In 2017, during the 150th anniversary of Canada, Whiskeyjack and Beth Wishart MacKenzie received a Canada Council grant to tour the country with an installation titled pîkiskwe-speak. The installation included Whiskeyjack's multimedia project Lost My Talk and MacKenzie's 37-minute documentary film about the artistic process of creating the work. Lost My Talk is a triptych piece, and the film focuses on Whiskeyjack's work on the middle section, a mixed media sculpture of her uncle's face. The tour stopped in Edmonton, Montreal, Ottawa, Yellowknife, Winnipeg, Regina, Halifax, Toronto, and Vancouver.

Whiskeyjack has also received Canada Council funding through the {Re}conciliation Initiative in partnership with the J.W. McConnell Family Foundation.

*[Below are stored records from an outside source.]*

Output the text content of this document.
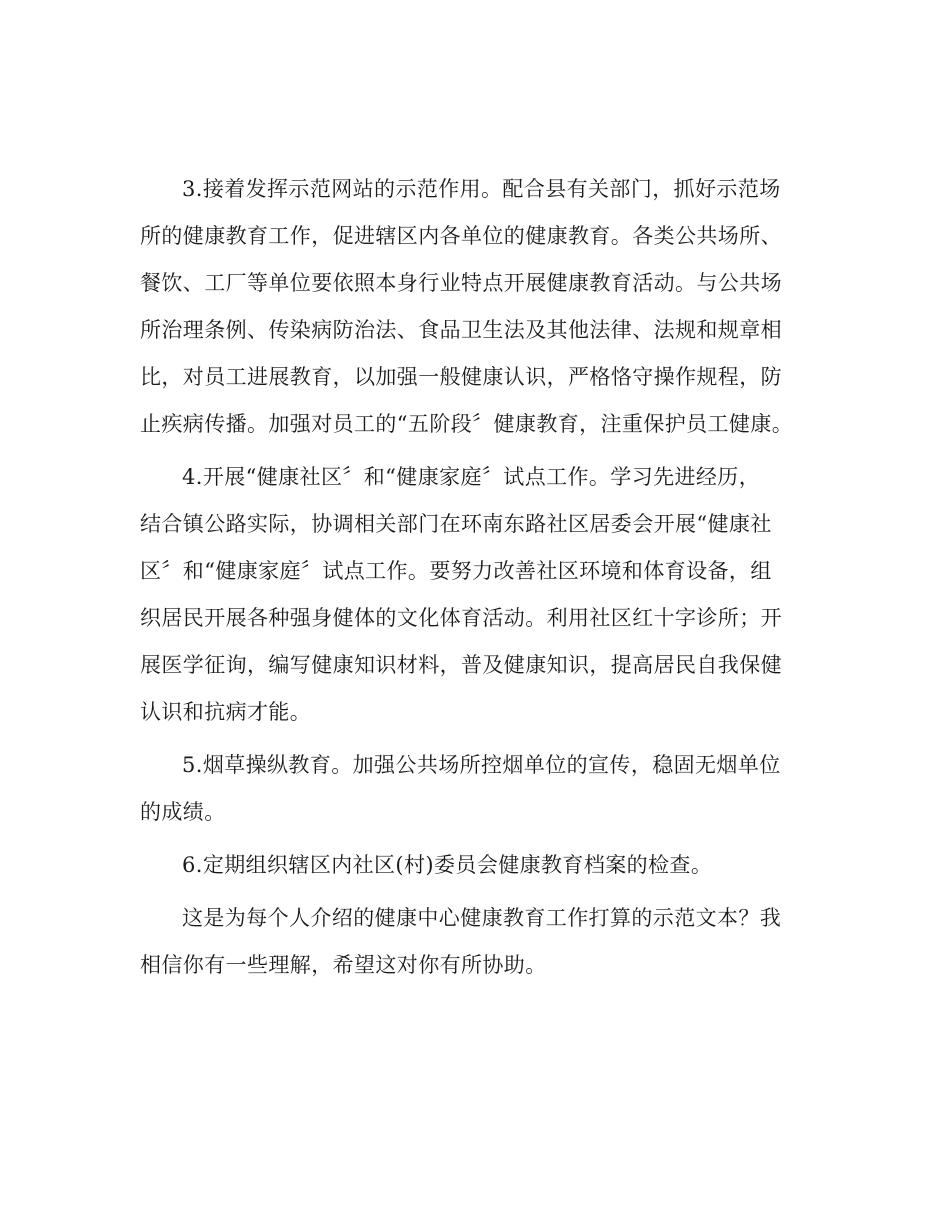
3.接着发挥示范网站的示范作用。配合县有关部门，抓好示范场
所的健康教育工作，促进辖区内各单位的健康教育。各类公共场所、
餐饮、工厂等单位要依照本身行业特点开展健康教育活动。与公共场
所治理条例、传染病防治法、食品卫生法及其他法律、法规和规章相
比，对员工进展教育，以加强一般健康认识，严格恪守操作规程，防
止疾病传播。加强对员工的“五阶段〞健康教育，注重保护员工健康。

4.开展“健康社区〞和“健康家庭〞试点工作。学习先进经历，
结合镇公路实际，协调相关部门在环南东路社区居委会开展“健康社
区〞和“健康家庭〞试点工作。要努力改善社区环境和体育设备，组
织居民开展各种强身健体的文化体育活动。利用社区红十字诊所；开
展医学征询，编写健康知识材料，普及健康知识，提高居民自我保健
认识和抗病才能。

5.烟草操纵教育。加强公共场所控烟单位的宣传，稳固无烟单位
的成绩。

6.定期组织辖区内社区(村)委员会健康教育档案的检查。

这是为每个人介绍的健康中心健康教育工作打算的示范文本？我
相信你有一些理解，希望这对你有所协助。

In June 2020, a piece of Whiskeyjack's art was stolen from the Ociciwan Contemporary Art Collective's new gallery space in the Boyle Street neighbourhood of Edmonton. The artwork, a beaded medallion crafted with deer lace and rabbit fur titled Three Generations of nitêh (my heart), was at the gallery as part of Ociciwan's grand opening exhibition at their new space, which has been delayed due to COVID-19. The exhibition opened in September 2020.

== Research work ==
Whiskeyjack has been involved with decolonial community research with several institutions, including a six-year research project on First Nations sexual health with the University of Toronto and UnBQ. At UnBQ, she was also involved in research exploring the wellness and economic security of Indigenous women in several First Nations and Métis communities in Alberta.

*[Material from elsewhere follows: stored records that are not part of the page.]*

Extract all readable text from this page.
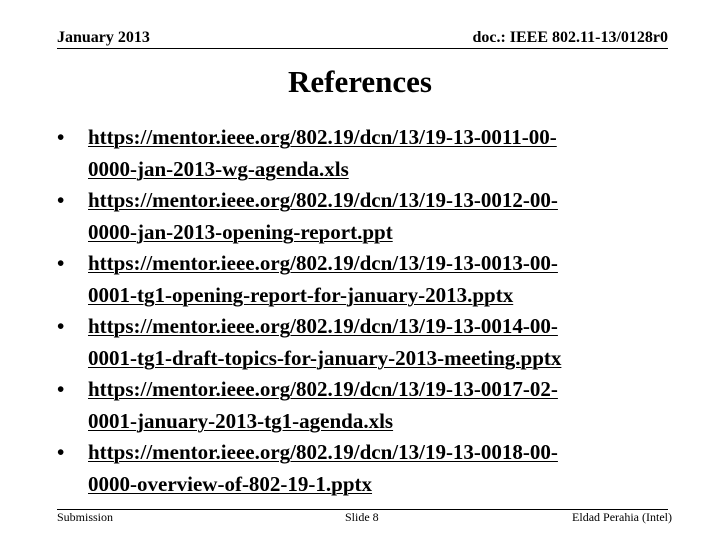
January 2013	doc.: IEEE 802.11-13/0128r0
References
• https://mentor.ieee.org/802.19/dcn/13/19-13-0011-00-
0000-jan-2013-wg-agenda.xls
• https://mentor.ieee.org/802.19/dcn/13/19-13-0012-00-
0000-jan-2013-opening-report.ppt
• https://mentor.ieee.org/802.19/dcn/13/19-13-0013-00-
0001-tg1-opening-report-for-january-2013.pptx
• https://mentor.ieee.org/802.19/dcn/13/19-13-0014-00-
0001-tg1-draft-topics-for-january-2013-meeting.pptx
• https://mentor.ieee.org/802.19/dcn/13/19-13-0017-02-
0001-january-2013-tg1-agenda.xls
• https://mentor.ieee.org/802.19/dcn/13/19-13-0018-00-
0000-overview-of-802-19-1.pptx
Submission	Slide 8	Eldad Perahia (Intel)
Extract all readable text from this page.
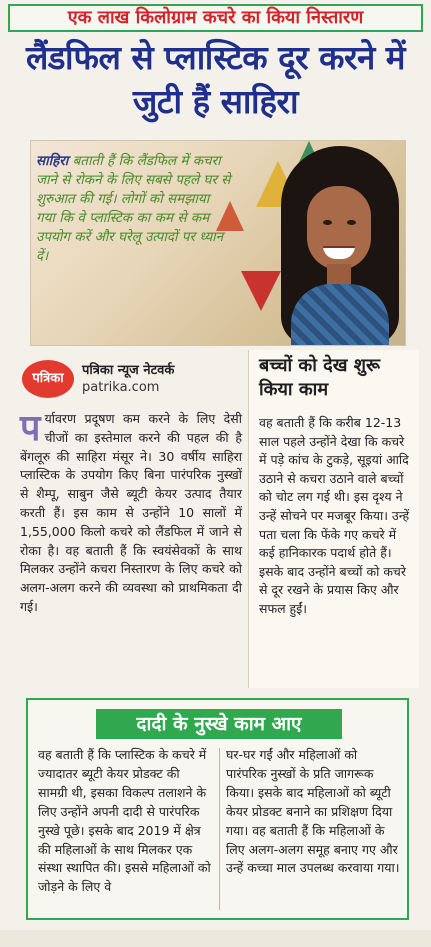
एक लाख किलोग्राम कचरे का किया निस्तारण
लैंडफिल से प्लास्टिक दूर करने में जुटी हैं साहिरा
साहिरा बताती हैं कि लैंडफिल में कचरा जाने से रोकने के लिए सबसे पहले घर से शुरुआत की गई। लोगों को समझाया गया कि वे प्लास्टिक का कम से कम उपयोग करें और घरेलू उत्पादों पर ध्यान दें।
पत्रिका
पत्रिका न्यूज नेटवर्क
patrika.com
पर्यावरण प्रदूषण कम करने के लिए देसी चीजों का इस्तेमाल करने की पहल की है बेंगलूरु की साहिरा मंसूर ने। 30 वर्षीय साहिरा प्लास्टिक के उपयोग किए बिना पारंपरिक नुस्खों से शैम्पू, साबुन जैसे ब्यूटी केयर उत्पाद तैयार करती हैं। इस काम से उन्होंने 10 सालों में 1,55,000 किलो कचरे को लैंडफिल में जाने से रोका है। वह बताती हैं कि स्वयंसेवकों के साथ मिलकर उन्होंने कचरा निस्तारण के लिए कचरे को अलग-अलग करने की व्यवस्था को प्राथमिकता दी गई।
बच्चों को देख शुरू किया काम
वह बताती हैं कि करीब 12-13 साल पहले उन्होंने देखा कि कचरे में पड़े कांच के टुकड़े, सूइयां आदि उठाने से कचरा उठाने वाले बच्चों को चोट लग गई थी। इस दृश्य ने उन्हें सोचने पर मजबूर किया। उन्हें पता चला कि फेंके गए कचरे में कई हानिकारक पदार्थ होते हैं। इसके बाद उन्होंने बच्चों को कचरे से दूर रखने के प्रयास किए और सफल हुईं।
दादी के नुस्खे काम आए
वह बताती हैं कि प्लास्टिक के कचरे में ज्यादातर ब्यूटी केयर प्रोडक्ट की सामग्री थी, इसका विकल्प तलाशने के लिए उन्होंने अपनी दादी से पारंपरिक नुस्खे पूछे। इसके बाद 2019 में क्षेत्र की महिलाओं के साथ मिलकर एक संस्था स्थापित की। इससे महिलाओं को जोड़ने के लिए वे
घर-घर गईं और महिलाओं को पारंपरिक नुस्खों के प्रति जागरूक किया। इसके बाद महिलाओं को ब्यूटी केयर प्रोडक्ट बनाने का प्रशिक्षण दिया गया। वह बताती हैं कि महिलाओं के लिए अलग-अलग समूह बनाए गए और उन्हें कच्चा माल उपलब्ध करवाया गया।
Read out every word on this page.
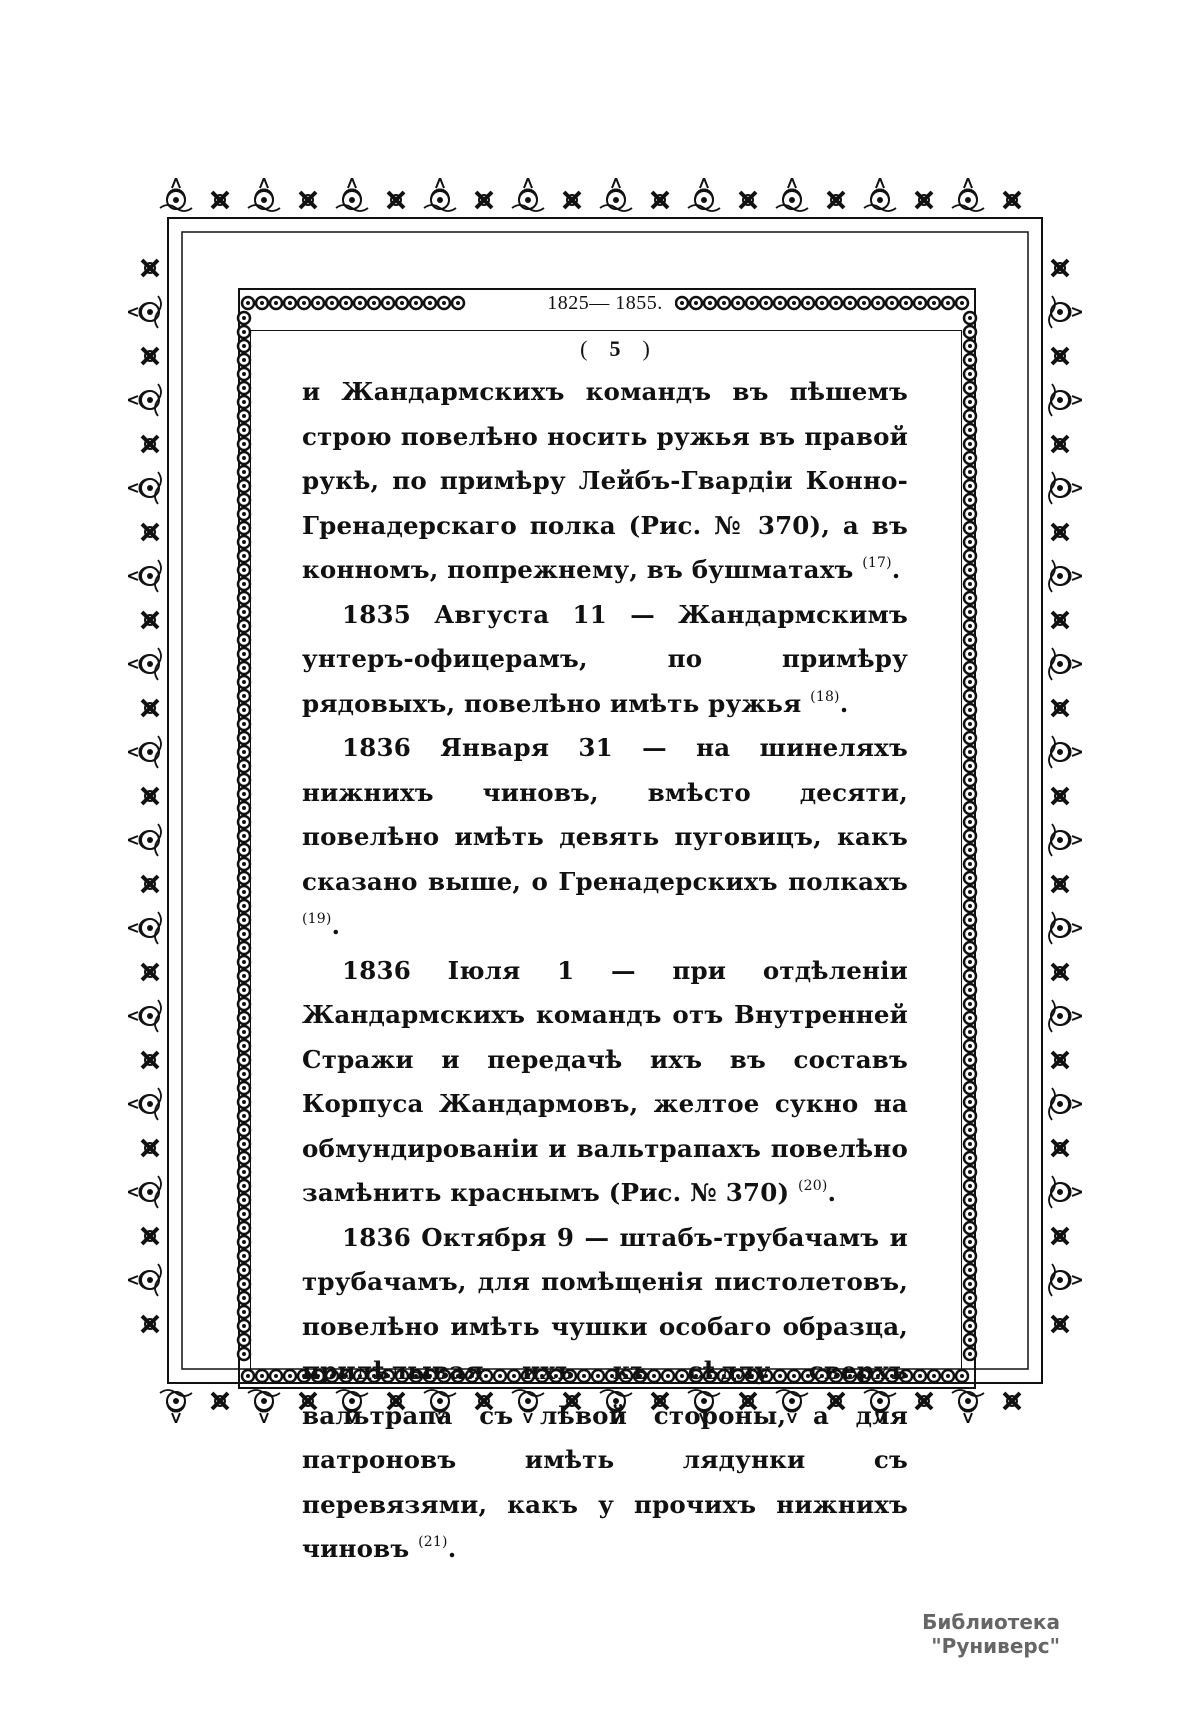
1825— 1855.
( 5 )

и Жандармскихъ командъ въ пѣшемъ строю повелѣно носить ружья въ правой рукѣ, по примѣру Лейбъ-Гвардіи Конно-Гренадерскаго полка (Рис. № 370), а въ конномъ, попрежнему, въ бушматахъ $^{(17)}$.

1835 Августа 11 — Жандармскимъ унтеръ-офицерамъ, по примѣру рядовыхъ, повелѣно имѣть ружья $^{(18)}$.

1836 Января 31 — на шинеляхъ нижнихъ чиновъ, вмѣсто десяти, повелѣно имѣть девять пуговицъ, какъ сказано выше, о Гренадерскихъ полкахъ $^{(19)}$.

1836 Іюля 1 — при отдѣленіи Жандармскихъ командъ отъ Внутренней Стражи и передачѣ ихъ въ составъ Корпуса Жандармовъ, желтое сукно на обмундированіи и вальтрапахъ повелѣно замѣнить краснымъ (Рис. № 370) $^{(20)}$.

1836 Октября 9 — штабъ-трубачамъ и трубачамъ, для помѣщенія пистолетовъ, повелѣно имѣть чушки особаго образца, придѣлывая ихъ къ сѣдлу сверхъ вальтрапа съ лѣвой стороны, а для патроновъ имѣть лядунки съ перевязями, какъ у прочихъ нижнихъ чиновъ $^{(21)}$.

Библиотека "Руниверс"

Whiskeyjack was an assistant professor in the University of Alberta Faculty of Extension until July 2020, when she was hired full-time into the Faculty of Arts' Women and Gender Studies program. She is involved with several community-based Indigenous research projects. Her project Reconnecting to the Spirit of Language uses dialogue circles to contemplate the revitalization of Cree language. She is collaborating on a project to build out community programs for Indigenous Two Spirit youth, and continues to do research on women's health.

As a representative of University of Alberta, Whiskeyjack sits on the steering committee for RESOLVE, a University of Calgary-based network to coordinate research on violence against women and girls in Alberta, Saskatchewan and Manitoba.

== Writing ==
Whiskeyjack is the author of a children's book, Nimiywêyihtên: "I Feel Great," illustrated by her daughter, Serina Follette.